Mardi 1er décembre ; Mirebeau.

Publié le par Paul-Marie Coûteaux

Jour de tristesse ; au réveil, ce matin, j’ai aussitôt pensé que l’entrée dans le mois de décembre, fort grise ces jours-ci, était aussi l’entrée en application de la Constitution européenne, faussement révisée Lisbonne. Comme je l’ai écrit ces derniers jours, tandis qu’approchait la sinistre date, ce 1er décembre marque sans discussion possible la fin d’une bataille, qui débuta en 2001 avec la « Grande Convention » présidée par Valéry Giscard d’Estaing, que  nous avions d’abord gagnée à la loyale, le 29 mai 2005, mais que la supercherie de Lisbonne, autrement dit la fourberie de nos adversaires, nous  nous a finalement fait perdre. Le temps et l’énergie ainsi gaspillés au vent, je ne les regrette certes pas : que d’enseignements, que de rencontres, que de résolutions s’en nourrissent à présent – pour aujourd’hui et pour demain…

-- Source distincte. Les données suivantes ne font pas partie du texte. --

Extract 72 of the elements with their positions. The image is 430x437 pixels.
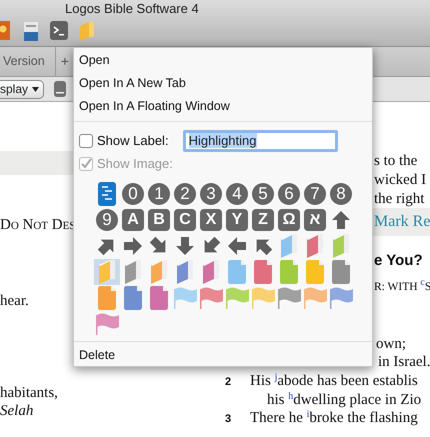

La Constitution entre en application, et nous en résistance : c’est une nouvelle période de la vie, que d’autres batailles marqueront, qui dévoilera d’autres horizons, fera paraître d’autres cœurs, et sans nul doute illustrera d’autres mots, d’autres talents, et d’autres armes. Déjà nos adversaires montrent de pâles visages, on les dit irrésolus et divisés ; ils sont sournois et gris : sans nul doute possible, ils ne sont pas prêts pour la revanche ? Nous le sommes.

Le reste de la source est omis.